M. is impressive and motivational because she walks the spiritual walk the way a lot of people talk it but stop there. She isn’t flashy about it, and she doesn’t brag: she just does it. I was particularly entranced by the fact that she gets up at 3 a.m. for spiritual practice. I know that many spiritual luminaries have done this: the late Dr. Richard Carlson did it for years, and I’ve read that Deepak Chopra does, as well. My new friend uses these early morning (some would say “late night”) hours for prayer, journal-writing, meditation, and yoga, and for running in the park with her Siberian husky. Getting up as early as she does, she can get all this done and still have plenty of time to get ready and make it on time to her very responsible job. (There’s no sense in being, as I heard it worded once, “too damned spiritual to be any earthly good.”)

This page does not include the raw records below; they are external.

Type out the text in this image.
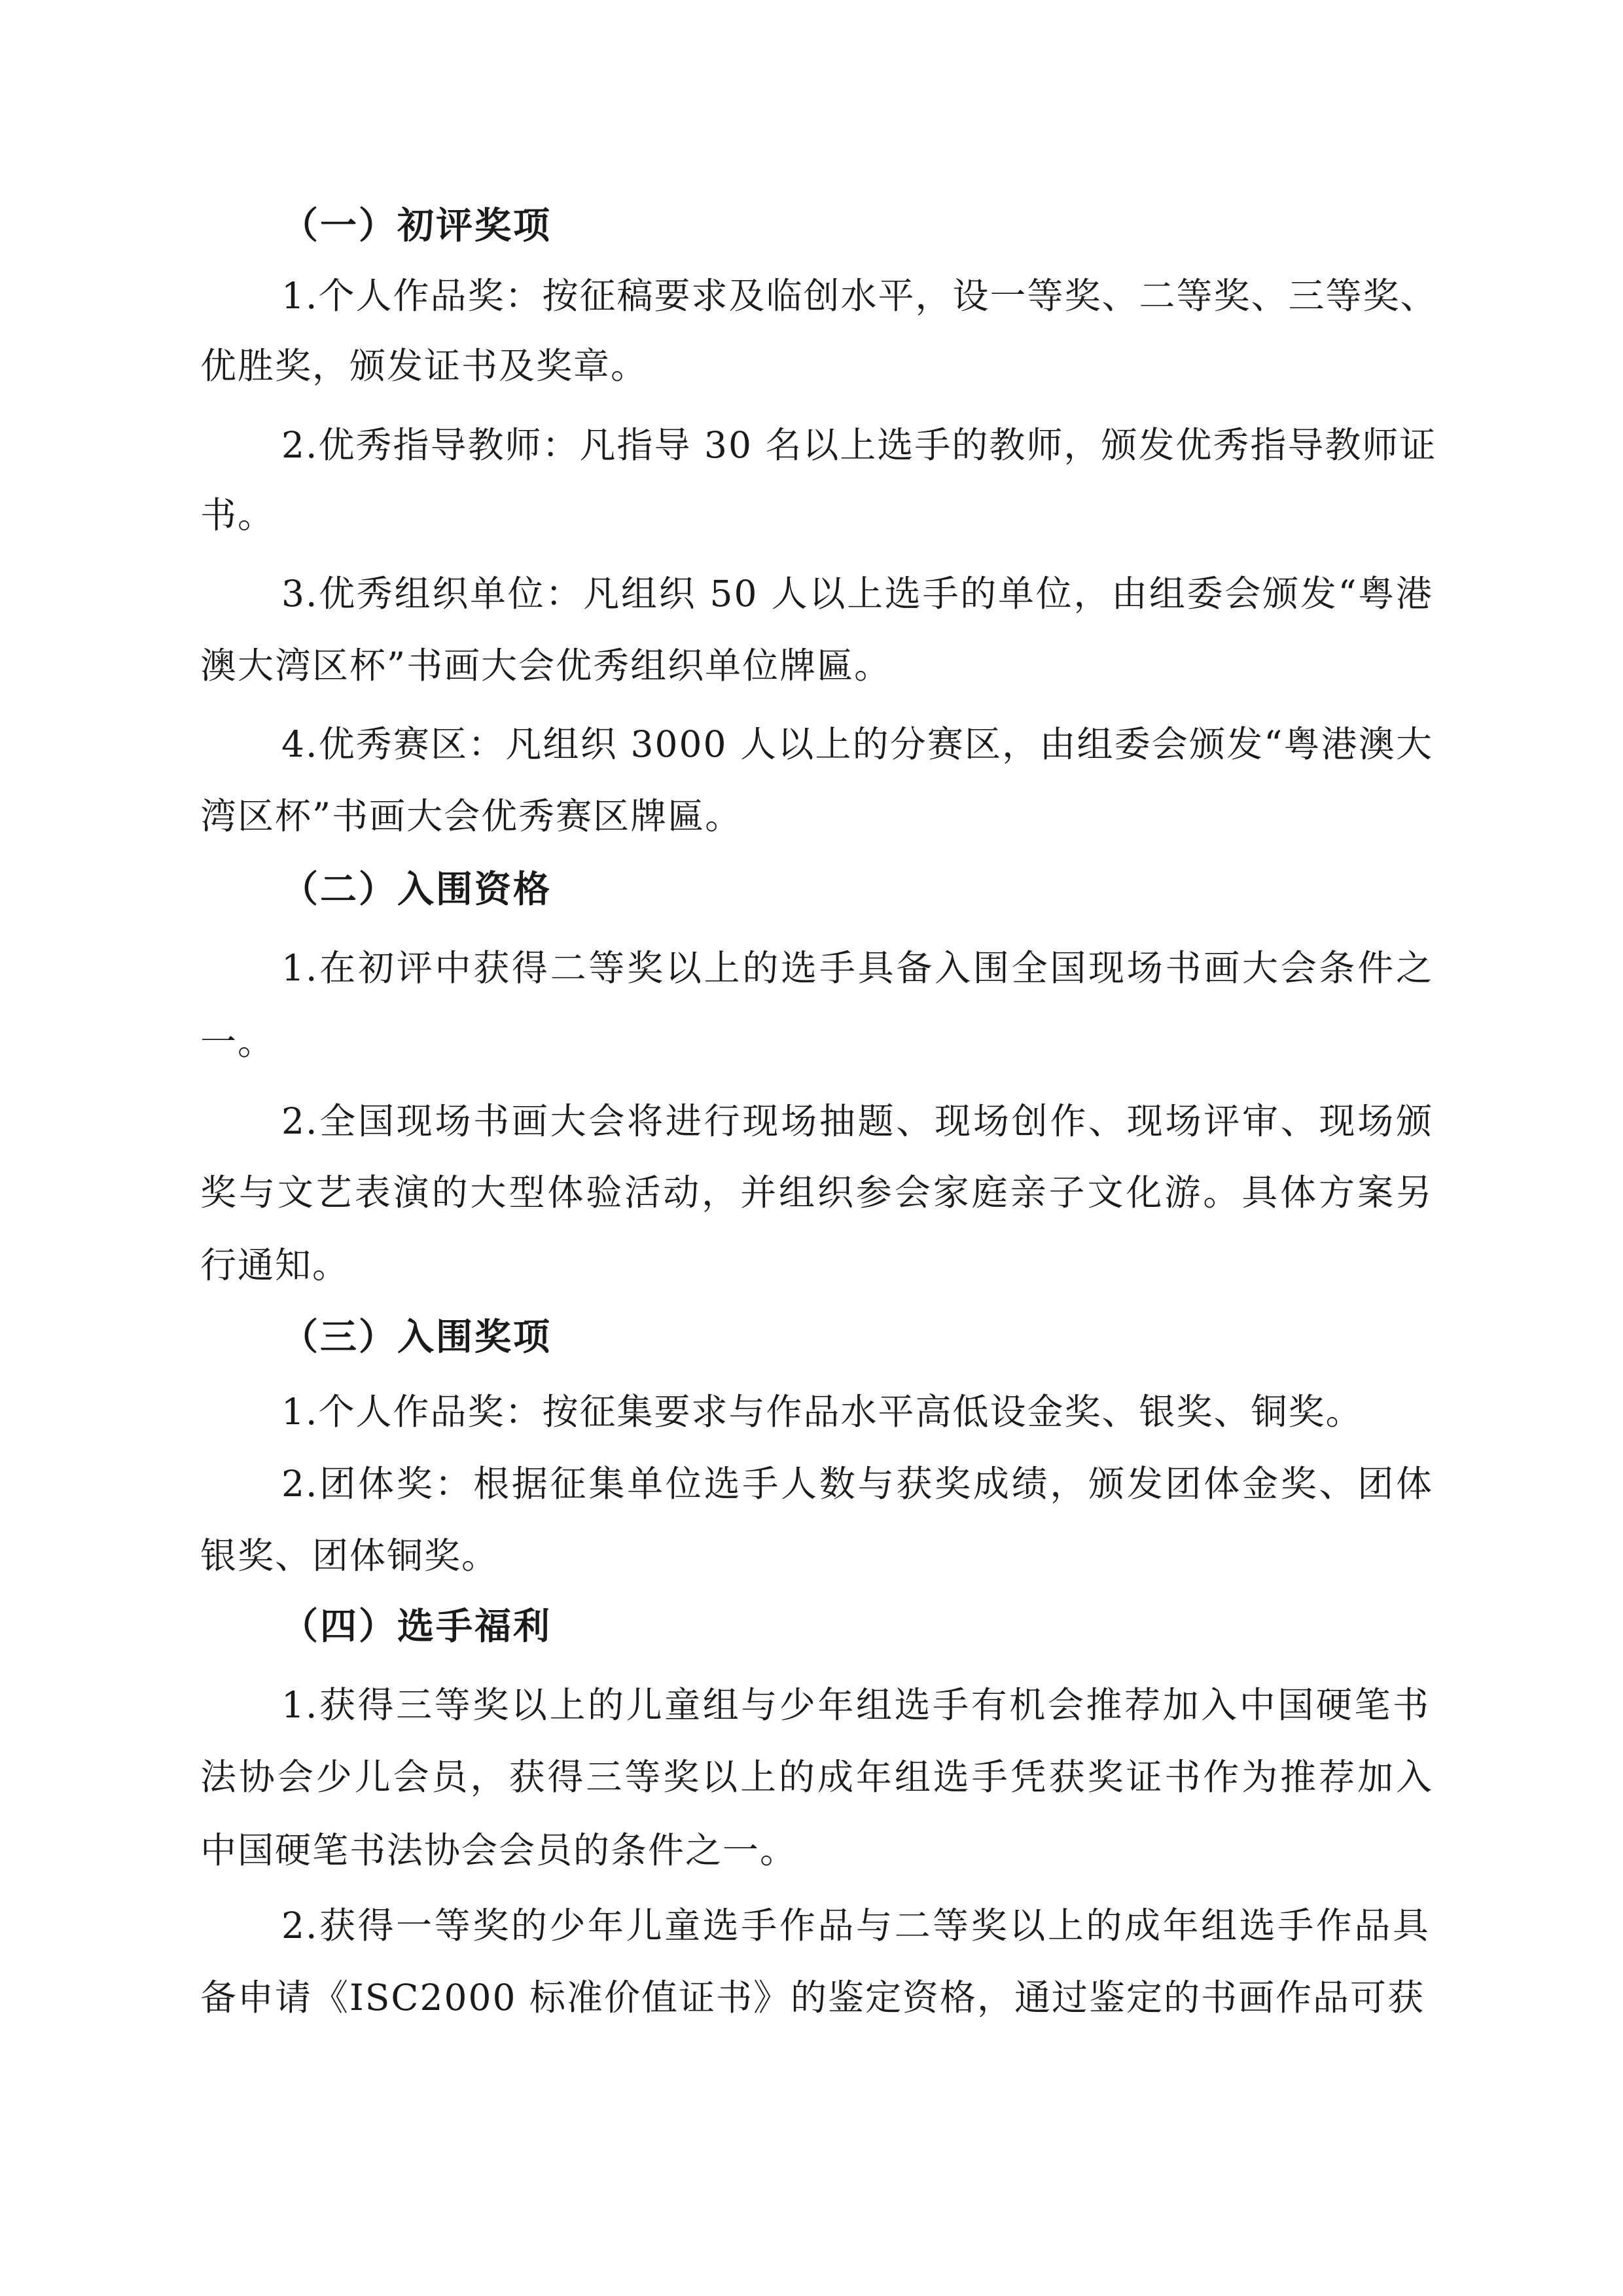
（一）初评奖项
1.个人作品奖：按征稿要求及临创水平，设一等奖、二等奖、三等奖、
优胜奖，颁发证书及奖章。
2.优秀指导教师：凡指导 30 名以上选手的教师，颁发优秀指导教师证
书。
3.优秀组织单位：凡组织 50 人以上选手的单位，由组委会颁发“粤港
澳大湾区杯”书画大会优秀组织单位牌匾。
4.优秀赛区：凡组织 3000 人以上的分赛区，由组委会颁发“粤港澳大
湾区杯”书画大会优秀赛区牌匾。
（二）入围资格
1.在初评中获得二等奖以上的选手具备入围全国现场书画大会条件之
一。
2.全国现场书画大会将进行现场抽题、现场创作、现场评审、现场颁
奖与文艺表演的大型体验活动，并组织参会家庭亲子文化游。具体方案另
行通知。
（三）入围奖项
1.个人作品奖：按征集要求与作品水平高低设金奖、银奖、铜奖。
2.团体奖：根据征集单位选手人数与获奖成绩，颁发团体金奖、团体
银奖、团体铜奖。
（四）选手福利
1.获得三等奖以上的儿童组与少年组选手有机会推荐加入中国硬笔书
法协会少儿会员，获得三等奖以上的成年组选手凭获奖证书作为推荐加入
中国硬笔书法协会会员的条件之一。
2.获得一等奖的少年儿童选手作品与二等奖以上的成年组选手作品具
备申请《ISC2000 标准价值证书》的鉴定资格，通过鉴定的书画作品可获
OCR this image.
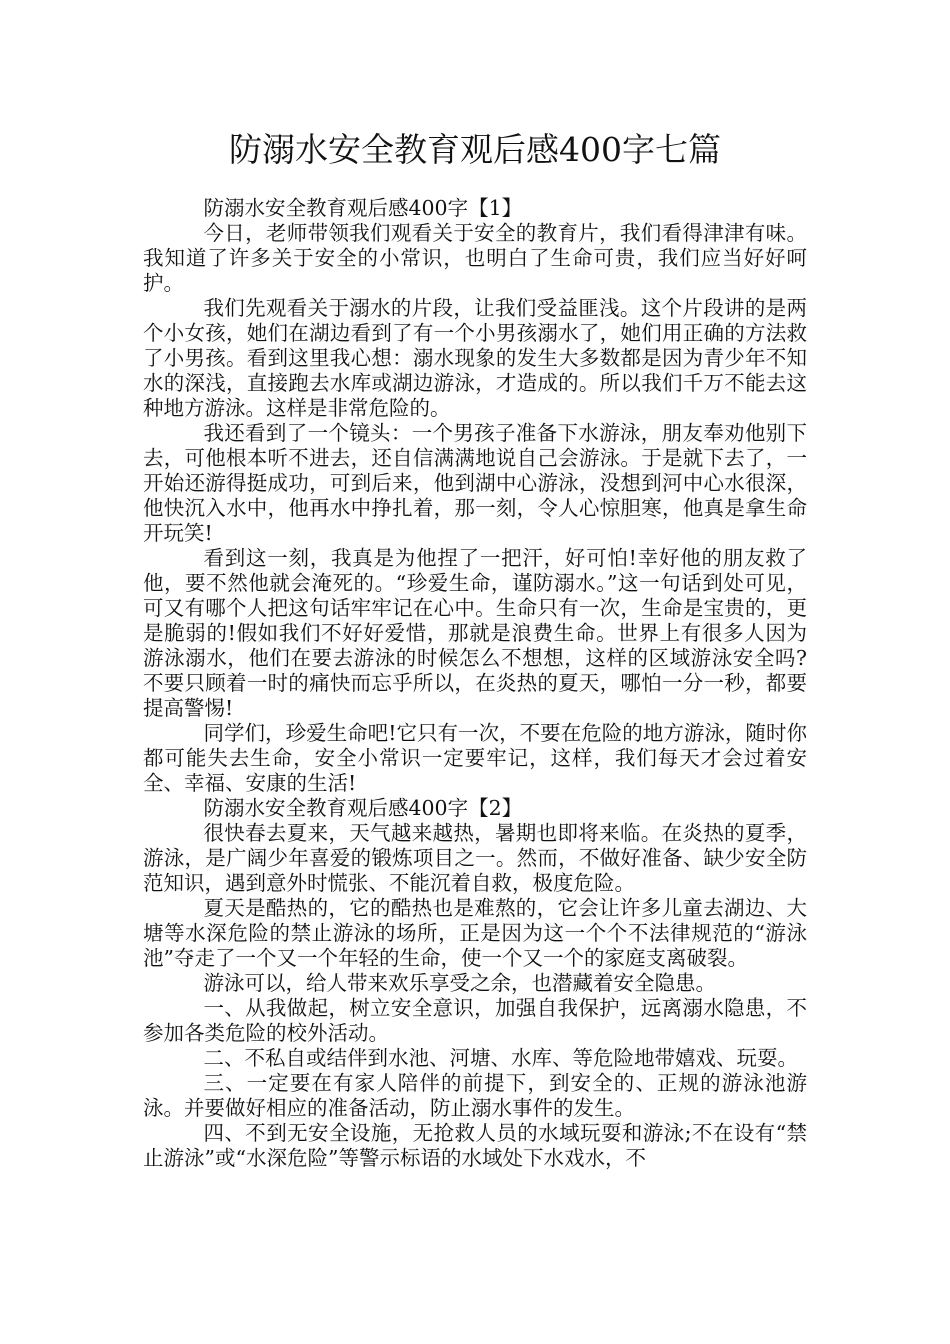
防溺水安全教育观后感400字七篇

防溺水安全教育观后感400字【1】

今日，老师带领我们观看关于安全的教育片，我们看得津津有味。我知道了许多关于安全的小常识，也明白了生命可贵，我们应当好好呵护。

我们先观看关于溺水的片段，让我们受益匪浅。这个片段讲的是两个小女孩，她们在湖边看到了有一个小男孩溺水了，她们用正确的方法救了小男孩。看到这里我心想：溺水现象的发生大多数都是因为青少年不知水的深浅，直接跑去水库或湖边游泳，才造成的。所以我们千万不能去这种地方游泳。这样是非常危险的。

我还看到了一个镜头：一个男孩子准备下水游泳，朋友奉劝他别下去，可他根本听不进去，还自信满满地说自己会游泳。于是就下去了，一开始还游得挺成功，可到后来，他到湖中心游泳，没想到河中心水很深，他快沉入水中，他再水中挣扎着，那一刻，令人心惊胆寒，他真是拿生命开玩笑!

看到这一刻，我真是为他捏了一把汗，好可怕!幸好他的朋友救了他，要不然他就会淹死的。“珍爱生命，谨防溺水。”这一句话到处可见，可又有哪个人把这句话牢牢记在心中。生命只有一次，生命是宝贵的，更是脆弱的!假如我们不好好爱惜，那就是浪费生命。世界上有很多人因为游泳溺水，他们在要去游泳的时候怎么不想想，这样的区域游泳安全吗?不要只顾着一时的痛快而忘乎所以，在炎热的夏天，哪怕一分一秒，都要提高警惕!

同学们，珍爱生命吧!它只有一次，不要在危险的地方游泳，随时你都可能失去生命，安全小常识一定要牢记，这样，我们每天才会过着安全、幸福、安康的生活!

防溺水安全教育观后感400字【2】

很快春去夏来，天气越来越热，暑期也即将来临。在炎热的夏季，游泳，是广阔少年喜爱的锻炼项目之一。然而，不做好准备、缺少安全防范知识，遇到意外时慌张、不能沉着自救，极度危险。

夏天是酷热的，它的酷热也是难熬的，它会让许多儿童去湖边、大塘等水深危险的禁止游泳的场所，正是因为这一个个不法律规范的“游泳池”夺走了一个又一个年轻的生命，使一个又一个的家庭支离破裂。

游泳可以，给人带来欢乐享受之余，也潜藏着安全隐患。

一、从我做起，树立安全意识，加强自我保护，远离溺水隐患，不参加各类危险的校外活动。

二、不私自或结伴到水池、河塘、水库、等危险地带嬉戏、玩耍。

三、一定要在有家人陪伴的前提下，到安全的、正规的游泳池游泳。并要做好相应的准备活动，防止溺水事件的发生。

四、不到无安全设施，无抢救人员的水域玩耍和游泳;不在设有“禁止游泳”或“水深危险”等警示标语的水域处下水戏水，不
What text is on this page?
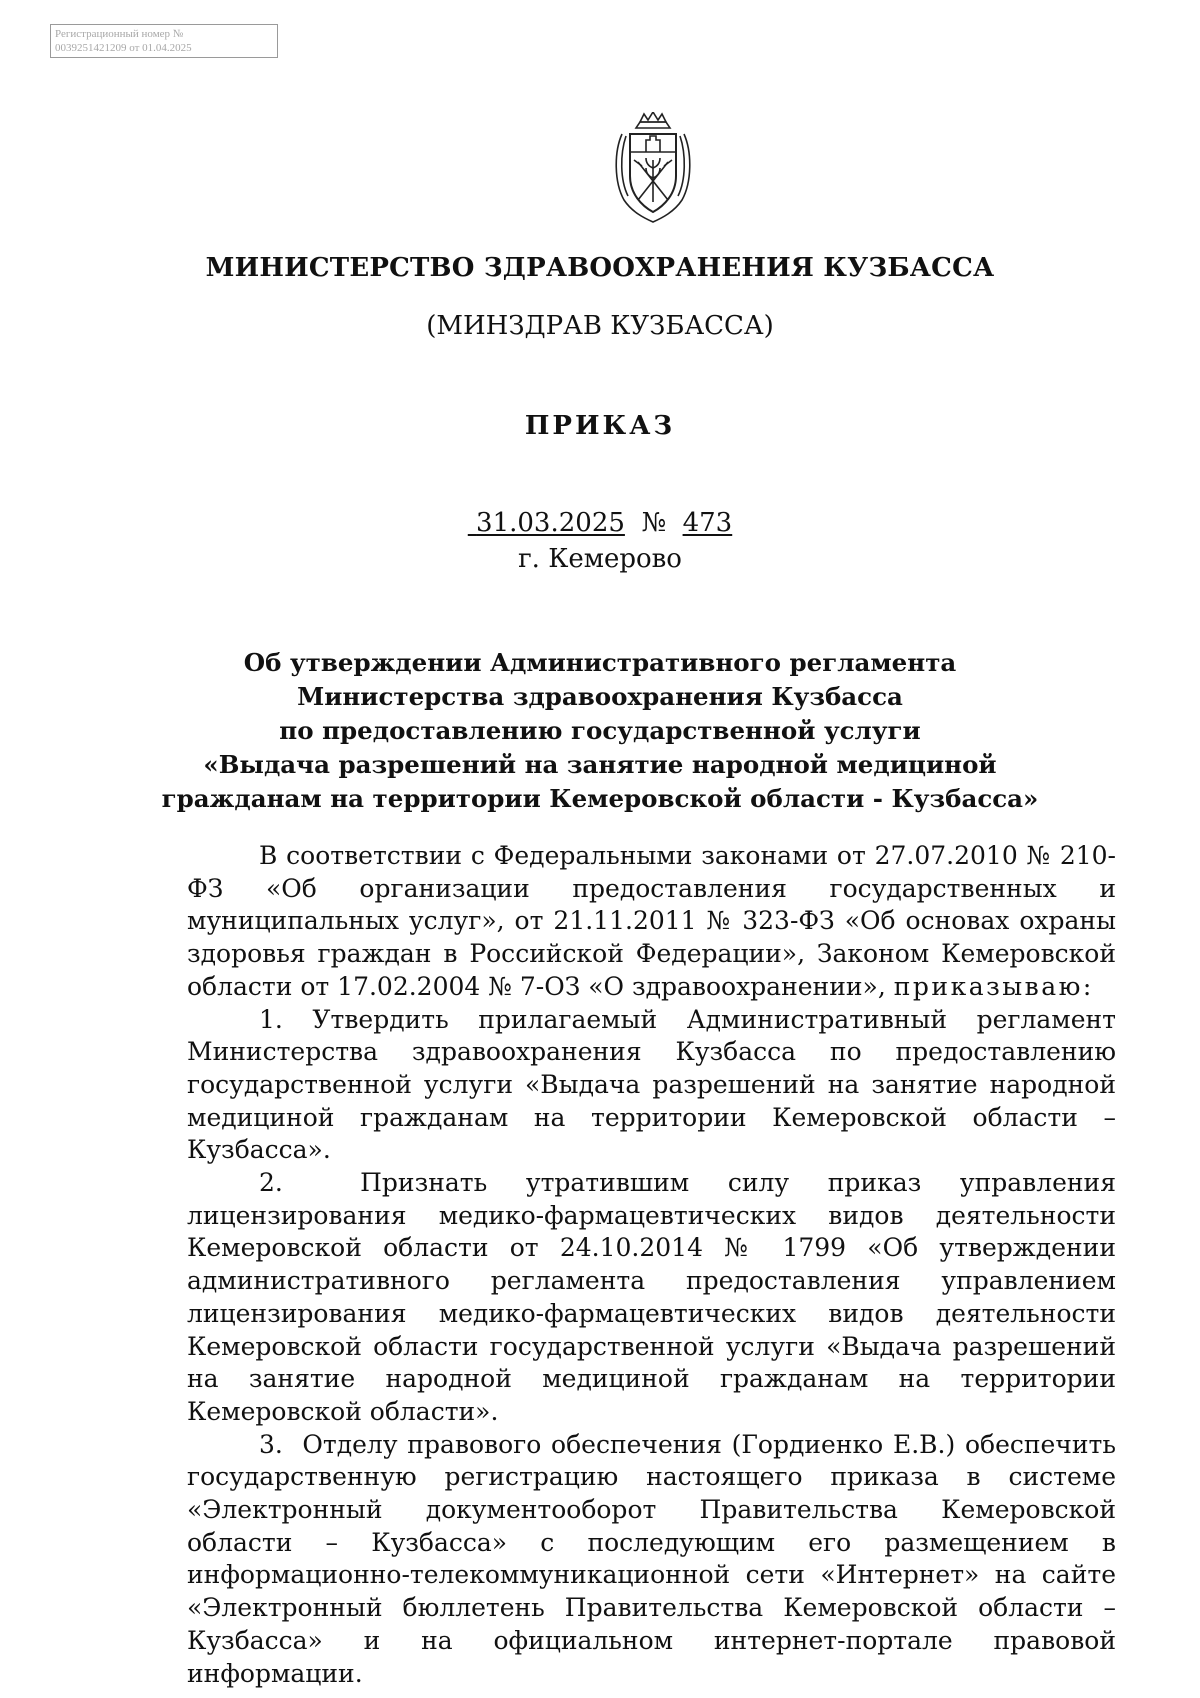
Регистрационный номер №
0039251421209 от 01.04.2025
МИНИСТЕРСТВО ЗДРАВООХРАНЕНИЯ КУЗБАССА
(МИНЗДРАВ КУЗБАССА)
ПРИКАЗ
31.03.2025 № 473
г. Кемерово
Об утверждении Административного регламента
Министерства здравоохранения Кузбасса
по предоставлению государственной услуги
«Выдача разрешений на занятие народной медициной
гражданам на территории Кемеровской области - Кузбасса»

В соответствии с Федеральными законами от 27.07.2010 № 210-ФЗ «Об организации предоставления государственных и муниципальных услуг», от 21.11.2011 № 323-ФЗ «Об основах охраны здоровья граждан в Российской Федерации», Законом Кемеровской области от 17.02.2004 № 7-ОЗ «О здравоохранении», приказываю:

1. Утвердить прилагаемый Административный регламент Министерства здравоохранения Кузбасса по предоставлению государственной услуги «Выдача разрешений на занятие народной медициной гражданам на территории Кемеровской области – Кузбасса».

2.	Признать утратившим силу приказ управления лицензирования медико-фармацевтических видов деятельности Кемеровской области от 24.10.2014 № 1799 «Об утверждении административного регламента предоставления управлением лицензирования медико-фармацевтических видов деятельности Кемеровской области государственной услуги «Выдача разрешений на занятие народной медициной гражданам на территории Кемеровской области».

3. Отделу правового обеспечения (Гордиенко Е.В.) обеспечить государственную регистрацию настоящего приказа в системе «Электронный документооборот Правительства Кемеровской области – Кузбасса» с последующим его размещением в информационно-телекоммуникационной сети «Интернет» на сайте «Электронный бюллетень Правительства Кемеровской области – Кузбасса» и на официальном интернет-портале правовой информации.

Thanks to M., I’ve been inspired for four days now! I figure that if she can get up at 3, I have no excuse for not getting up at 6 and doing my spiritual practice, perhaps less Olympian than hers, but workable just the same. Obviously, we’re different people with different lives. She’s single and I’m not. My husband puts up with a lot already (it must be tough to be a secular humanist married to Liittle Miss God-Is-All-and-Everything); announcing that I’m going to start getting to sleep at 8:30 so I can get up at 3 would not be a spiritual thing to do. But not announcing anything (in other words: shut up and do it), I can get to sleep by 10 and get up at 6 and do what I have to do.
I am so grateful for M. and my other friends who show me that ordinary people can live extraordinary lives. It’s one thing to read about saints and mystics, and quite another to see people who ride and bus, and carry backpacks, and can talk about movies and politics and be in every apparent sense “normal,” having the depth and richness of an inner life, too.